Para pencinta alam ini tidak hanya jago dalam hal eksplorasi. Mereka juga sangat gesit dalam hal perencanaan. Ada saja orang yang berani mereka datangi untuk menanyakan rekomendasi tempat-tempat yang mereka bisa jelajahi. Tak hanya meminta rekomendasi, mereka bahkan tak segan meminta bantuan. 

Berangkat dari Jakarta hingga sampai di Biak, kami menggunakan bantuan dari TNI AU berupa pesawat. Saat tahu, kami tidak langsung melanjutkan perjalanan ke Manokwari, tempat yang seharusnya menjadi base communication untuk kegiatan kami yaitu Ekspedisi Bumi Cenderawasih.

Saat bertemu, tidak hanya menyampaikan berterima kasih, tetapi kepala tim kami, Ghazi, juga mengambil inisiatif untuk menanyakan tempat-tempat yang bisa dikunjungi oleh kami di Biak hari itu.

Pak Fajar, yang merupakan pemimpin Landasan Udara Manuhua dengan pangkat Marsekal Pertama, menjawab dengan antusias keinginan kami untuk menjelajahi kota Biak.
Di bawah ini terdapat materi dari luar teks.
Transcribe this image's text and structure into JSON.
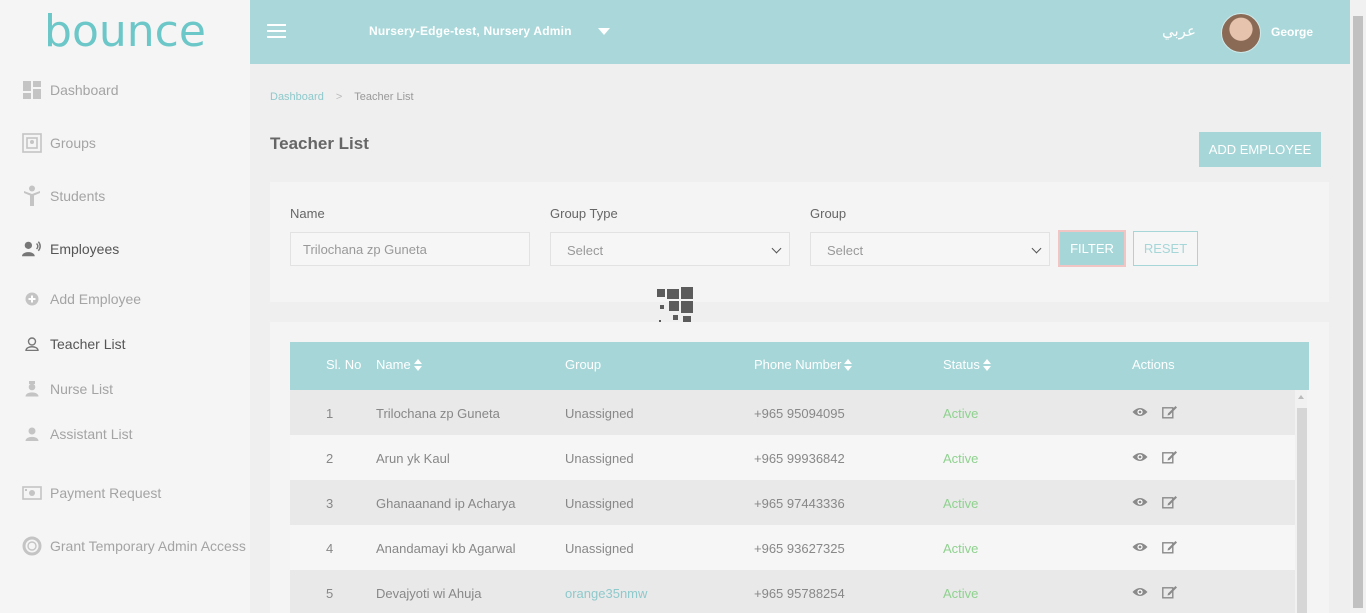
{
  "app": {
    "logo_text": "bounce",
    "brand_color": "#6cc7c9",
    "accent_color": "#a6d6d8"
  },
  "header": {
    "nursery_label": "Nursery-Edge-test, Nursery Admin",
    "language_toggle": "عربي",
    "user_name": "George"
  },
  "sidebar": {
    "items": [
      {
        "label": "Dashboard",
        "icon": "dashboard-icon"
      },
      {
        "label": "Groups",
        "icon": "groups-icon"
      },
      {
        "label": "Students",
        "icon": "student-icon"
      },
      {
        "label": "Employees",
        "icon": "employees-icon"
      },
      {
        "label": "Add Employee",
        "icon": "plus-circle-icon"
      },
      {
        "label": "Teacher List",
        "icon": "user-outline-icon"
      },
      {
        "label": "Nurse List",
        "icon": "nurse-icon"
      },
      {
        "label": "Assistant List",
        "icon": "user-icon"
      },
      {
        "label": "Payment Request",
        "icon": "payment-icon"
      },
      {
        "label": "Grant Temporary Admin Access",
        "icon": "lifebuoy-icon"
      }
    ]
  },
  "breadcrumb": {
    "home": "Dashboard",
    "current": "Teacher List"
  },
  "page": {
    "title": "Teacher List",
    "add_button": "ADD EMPLOYEE"
  },
  "filters": {
    "name_label": "Name",
    "name_value": "Trilochana zp Guneta",
    "group_type_label": "Group Type",
    "group_type_value": "Select",
    "group_label": "Group",
    "group_value": "Select",
    "filter_button": "FILTER",
    "reset_button": "RESET"
  },
  "table": {
    "headers": [
      "Sl. No",
      "Name",
      "Group",
      "Phone Number",
      "Status",
      "Actions"
    ],
    "rows": [
      {
        "no": "1",
        "name": "Trilochana zp Guneta",
        "group": "Unassigned",
        "phone": "+965 95094095",
        "status": "Active"
      },
      {
        "no": "2",
        "name": "Arun yk Kaul",
        "group": "Unassigned",
        "phone": "+965 99936842",
        "status": "Active"
      },
      {
        "no": "3",
        "name": "Ghanaanand ip Acharya",
        "group": "Unassigned",
        "phone": "+965 97443336",
        "status": "Active"
      },
      {
        "no": "4",
        "name": "Anandamayi kb Agarwal",
        "group": "Unassigned",
        "phone": "+965 93627325",
        "status": "Active"
      },
      {
        "no": "5",
        "name": "Devajyoti wi Ahuja",
        "group": "orange35nmw",
        "phone": "+965 95788254",
        "status": "Active"
      }
    ]
  }
}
Ia menyarankan, utamanya, adalah untuk kami mengeksplorasi keindahan bawah laut dengan snorkeling dan diving.

Merasa tidak memungkinkan dalam hal perlengkapan dan juga waktu, ia pun memberikan saran untuk kami mengeksplorasi peninggalan Perang Dunia II di kota yang menjadi salah satu tempat dengan dampak terparah pasca-perang tersebut.

Saat sampai di depan area Goa Jepang, satu hal yang paling menarik perhatian adalah koleksi misil, bom, dan peluru yang dibentuk melingkari senapan otomatis yang dikeluarkan tahun 1940-an oleh Jepang.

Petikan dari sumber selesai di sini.